Department of Health and Social Care
Coronavirus: Health Secretary's statement to Parliament
The Secretary of State for Health and Social Care Matt Hancock updated Parliament on the government's response to coronavirus (11 February 2020).
Madam Deputy Speaker, with permission, I would like to update the House on the response to the Wuhan coronavirus.
I have laid an instrument before the House to confirm the power we have taken to isolate those at risk of spreading the virus, and if necessary to keep them isolated, as part of our belt and braces approach to protecting the public.
The powers are proportionate and will help us slow down transmission of the virus and make it easier for NHS and public heath staff to do their jobs.
The clinical advice about the risk to the public has not changed and remains moderate.
As of today, 8 people in England have tested positive for coronavirus.
All are receiving expert care from the NHS, which is well prepared and equipped to deal with this kind of situation.
Contact tracing of the first 4 cases has been undertaken rapidly and is now complete, while tracing for the latest 4 cases is ongoing.
This contact tracing itself identified 5 of the cases – a tribute to the skill and tenacity of Public Health England staff – as well as finding a further 5 British nationals in France who have also tested positive for the virus.
They are now receiving treatment, and the Foreign Office is following up with consular support.
On Sunday, 105 more British nationals and dependants from Hubei province landed safely at Brize Norton.
They are now in isolation facilities at Kents Hill Park in Milton Keynes and are receiving all necessary of the medical attention. I want to pay tribute to the Foreign Office, the MoD as well as Milton Keynes Council and MK Hospital and my own team for their hard work and efficiency in ensuing this all went smoothly.
And Mr Speaker, this is of course in addition to those now reaching the end of their isolation on the Wirral.
Turning to the efforts to contain the outbreak in China, the Foreign Office is advising against all travel to Hubei province and all but essential travel to mainland China.
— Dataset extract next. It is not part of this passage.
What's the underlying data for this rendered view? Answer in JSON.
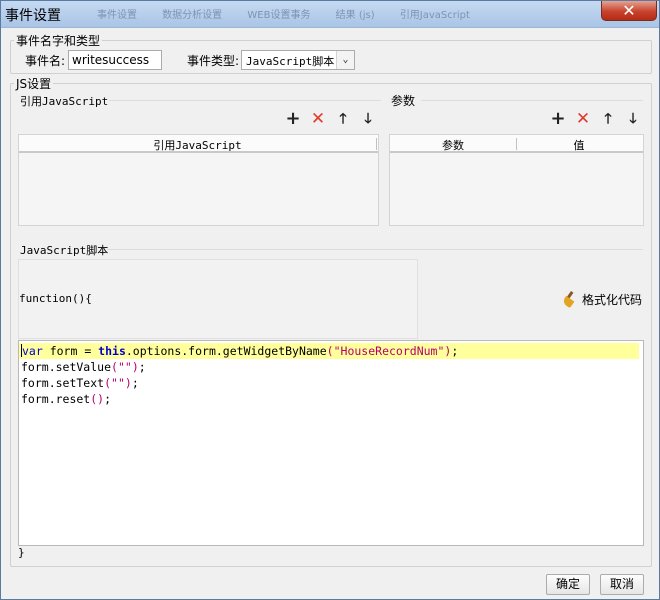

Last week we issued new advice to all travellers returning to the UK from China, Hong Kong, Macau, Malaysia, South Korea, Singapore, Taiwan and Thailand.
That advice is clear. If you develop symptoms of cough, fever or shortness of breath you should call NHS 111 and immediately self-isolate for 14 days, even if symptoms are minor.
If you have returned from Hubei you should self-isolate and contact NHS 111, even if you have no symptoms.
My officials discussed the incubation period with the World Health Organization this morning. The current evidence shows that a 14-day incubation period remains appropriate.
We will continue to monitor emerging evidence closely with our international partners.
Mr Speaker, as I said last week, dealing with this disease is a marathon not a sprint.
The situation will get worse before it gets better. We will be guided by the science. Be in no doubt, we will do everything that is effective to tackle this virus and keep people safe.
We are investing £40 million in vaccine research, are working with international efforts on therapeutics, and today I can announce to the House the immediate launch of a capital facility to support any urgent works the NHS needs for the coronavirus response, such as the creation of further isolation areas and other necessary facilities.
Finally Mr Speaker there are actions each and every one of us can take: simple but effective steps like washing hands and using tissues.
Madam Deputy Speaker, we will take all necessary precautions to keep the public safe and I commend this statement to the House.